X

İnsan bilincinin ve değerlerinin dönüşüm süreci: Spiral dinamikler

  • “Sözünün eri olmak”
  • “Hak yerini bulur”
  • “Günahı boynuna”
  • “Özü sözü bir olmak”

Gibi deyimler, ağızdan ağıza yüzlerce yıldır aktarılır. Bireysel değerler ve inanışlar karakteristik davranışları; benzer grup davranışları da toplumsal kültürümüzü yansıtır. Evrim sürecinde #bilinç olarak bireysel ve toplumsal olarak acaba neredeyiz? Richard Barrett ve #spiraldinamikler#bilinç  kuramcısı Dr. Clare W. Grave’s 7 basamaklı bilinç sistemini nasıl açıklıyor? Karşılaştığımız olay ve durumları, dinlediğimiz insanları hangi bilinç seviyesinden algılıyoruz?
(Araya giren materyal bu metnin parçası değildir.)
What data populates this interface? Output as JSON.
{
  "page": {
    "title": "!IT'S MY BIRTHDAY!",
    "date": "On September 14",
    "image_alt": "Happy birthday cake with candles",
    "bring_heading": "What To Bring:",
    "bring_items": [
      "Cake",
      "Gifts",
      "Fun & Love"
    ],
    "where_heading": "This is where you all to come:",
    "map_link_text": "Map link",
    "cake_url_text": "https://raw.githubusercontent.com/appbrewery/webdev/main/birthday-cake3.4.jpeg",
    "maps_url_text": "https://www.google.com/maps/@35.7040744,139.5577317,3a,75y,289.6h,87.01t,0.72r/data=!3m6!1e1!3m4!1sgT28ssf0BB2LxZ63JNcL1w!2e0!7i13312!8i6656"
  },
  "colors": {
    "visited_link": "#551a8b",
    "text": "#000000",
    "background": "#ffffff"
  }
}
Bilinç, farkındalık, holistik bakış açısı günümüzde sadece bireysel olarak değil, kurumsal – organizasyonel, hatta toplumsal olarak da sıklıkla konuşulan konular. En eski zamanlardan beri insanın ruhunu, bilincini araştıran psikoloji bilimi de, kuantum fiziğindeki yeni bulgular ile bilincin evrimine farklı bakış açıları getirmekte.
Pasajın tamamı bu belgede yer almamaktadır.